Part 6: Quick Review (Key Terms)
- Platform: The online tool/website used to train the AI model (e.g., Teachable Machine).
- Classification: The task of teaching AI to categorize input into predefined classes/labels.
- Training: The process where the AI platform learns patterns from your dataset.
- Testing: Evaluating the trained model’s performance using unseen data (the test set).
- Accuracy: The percentage of test examples the model classifies correctly.
- Iteration: The cycle of training, testing, evaluating, and improving the data/model.
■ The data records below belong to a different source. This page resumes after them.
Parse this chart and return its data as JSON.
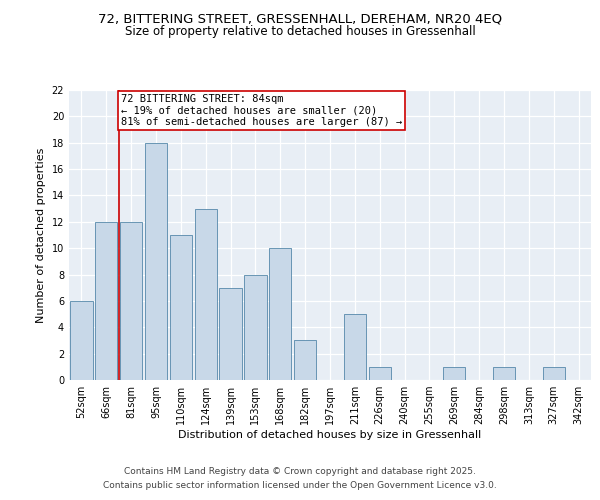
{
  "title_line1": "72, BITTERING STREET, GRESSENHALL, DEREHAM, NR20 4EQ",
  "title_line2": "Size of property relative to detached houses in Gressenhall",
  "xlabel": "Distribution of detached houses by size in Gressenhall",
  "ylabel": "Number of detached properties",
  "categories": [
    "52sqm",
    "66sqm",
    "81sqm",
    "95sqm",
    "110sqm",
    "124sqm",
    "139sqm",
    "153sqm",
    "168sqm",
    "182sqm",
    "197sqm",
    "211sqm",
    "226sqm",
    "240sqm",
    "255sqm",
    "269sqm",
    "284sqm",
    "298sqm",
    "313sqm",
    "327sqm",
    "342sqm"
  ],
  "values": [
    6,
    12,
    12,
    18,
    11,
    13,
    7,
    8,
    10,
    3,
    0,
    5,
    1,
    0,
    0,
    1,
    0,
    1,
    0,
    1,
    0
  ],
  "bar_color": "#c8d8e8",
  "bar_edge_color": "#5588aa",
  "red_line_x": 1.5,
  "red_line_color": "#cc0000",
  "annotation_text": "72 BITTERING STREET: 84sqm\n← 19% of detached houses are smaller (20)\n81% of semi-detached houses are larger (87) →",
  "annotation_box_color": "#cc0000",
  "ylim": [
    0,
    22
  ],
  "yticks": [
    0,
    2,
    4,
    6,
    8,
    10,
    12,
    14,
    16,
    18,
    20,
    22
  ],
  "background_color": "#e8eef5",
  "footer_line1": "Contains HM Land Registry data © Crown copyright and database right 2025.",
  "footer_line2": "Contains public sector information licensed under the Open Government Licence v3.0.",
  "title_fontsize": 9.5,
  "subtitle_fontsize": 8.5,
  "axis_label_fontsize": 8,
  "tick_fontsize": 7,
  "annotation_fontsize": 7.5,
  "footer_fontsize": 6.5
}
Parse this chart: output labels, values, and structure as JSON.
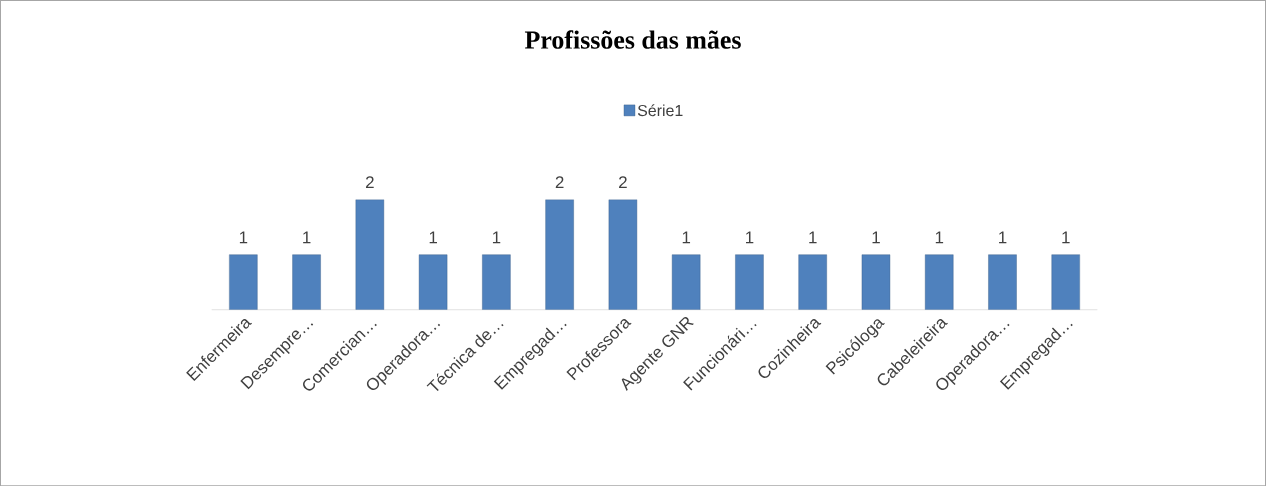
{
  "chart_data": {
    "type": "bar",
    "title": "Profissões das mães",
    "categories": [
      "Enfermeira",
      "Desempre…",
      "Comercian…",
      "Operadora…",
      "Técnica de…",
      "Empregad…",
      "Professora",
      "Agente GNR",
      "Funcionári…",
      "Cozinheira",
      "Psicóloga",
      "Cabeleireira",
      "Operadora…",
      "Empregad…"
    ],
    "series": [
      {
        "name": "Série1",
        "color": "#4f81bd",
        "values": [
          1,
          1,
          2,
          1,
          1,
          2,
          2,
          1,
          1,
          1,
          1,
          1,
          1,
          1
        ]
      }
    ],
    "data_labels": true,
    "legend": "top"
  }
}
Part 7: Advanced Options & Resources
Remember, while we focus on user-friendly platforms, more advanced tools exist if your coding skills grow (mentioned in Additional Resources).
Conclusion
You’re now stepping into the role of an AI trainer! This is where your carefully planned dataset comes alive. Remember that training is often a cycle – train, test, improve the data, retrain, test again. Don’t expect perfection on the first try. Start with the data you have, save your work, and focus on iterating towards a model that works well for your specific Ugandan context. Mbasabira bulungi! (I wish you well!)